Cette fille m'intrigue. Ça fait plusieurs fois que je la vois au café avec les gars, mais eux, ils ne l'ont pas remarquée. En même temps, je crois qu'elle fait tout pour ne pas être remarquée : elle ne parle pas, ne fait pas de bruit et est toujours seule, à la même place. Elle entre, boit son ou ses cappuccino en lisant, et repart sans demander son reste.

Chaque jour, elle avait toujours le même air triste et mélancolique sur son doux visage. Quand elle me regardait, je ne décelais rien dans ses yeux bleus. Pas une pointe de joie, ni de tristesse, ni même de colère quand je lui parlais. Je ne savais donc pas si ma présence l'avait vraiment dérangée ou pas, même si ses répliques cinglantes me répondaient d'elles-mêmes… Pourtant, j'avais vu les quelques regards rapide qu'elle me jetait de temps en temps. Elle pensait surement que je n'avais pas remar'ué mais elle se trompait. Quand je croisais ses beaux yeux, elle détournait instantanément le regard, comme si elle avait peur d'être surprise, comme si elle faisait quelque chose de mal, alors que je n'avais qu'une seule envie : c'était de me plonger un peu plus longtemps dans ses yeux fascinants .

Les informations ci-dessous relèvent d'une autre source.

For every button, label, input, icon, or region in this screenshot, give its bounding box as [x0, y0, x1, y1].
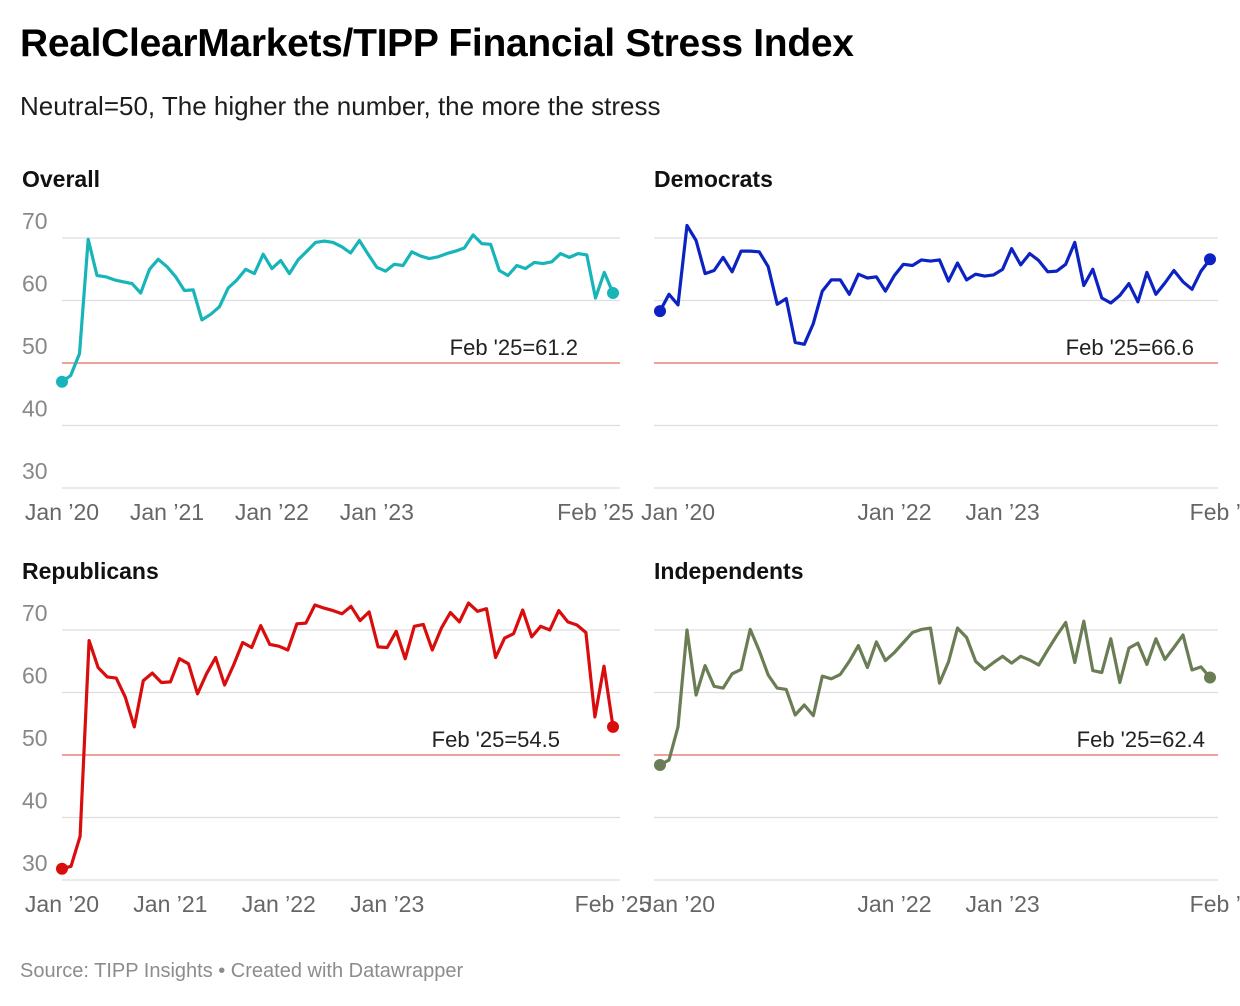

Pourquoi elle ? Je ne sais pas. Mais je suis allé lui parler, après une longue réflexion avec moi-même. J'en avais envie depuis plusieurs jours, mais à chaque fois, soit elle n'était pas là, soit les gars étaient avec moi, soit j'avais hésité trop longtemps et elle avait quitté le café. Ce n'était pas dans mes habitudes d'hésiter aussi longtemps pour aborder une fille. Et puis, normalement, c'est elles qui viennent vers moi, on parle, je les emmène chez moi, et elles repartent le lendemain. J'ai vingt et un ans, et j'aime bien m'amuser, ce qui est tout à fait normal, non ?

Mais elle, elle était différente : simple, timide et pas du tout égocentrique, ni narcissique, ni prétentieuse, et encore moins allumeuse. Enfin, j'en avais l'impression, d'après ce qu'elle m'en avait laisser voir. Je n'avais pas eu le temps de beaucoup lui parler. Elle était plutôt réservée et assez pressée de partir je ne sais où. Je l'aurais bien suivie pour voir où elle allait mais ça aurait fait un peu pervers et psychopathe à la fois. Et puis en plus, je n'avais pas le temps. Je devais retourner travailler.

J'y suis retourné après avoir fini mon café. Comme j'étais un gros fainéant au lycée et que je n'avais pas eu mon bac, mon oncle m'avait pistonné pour que je bosse avec lui. Je n'en avais pas très envie au début mais finalement, j'avais bien fais. J'aimais beaucoup ce que je faisais.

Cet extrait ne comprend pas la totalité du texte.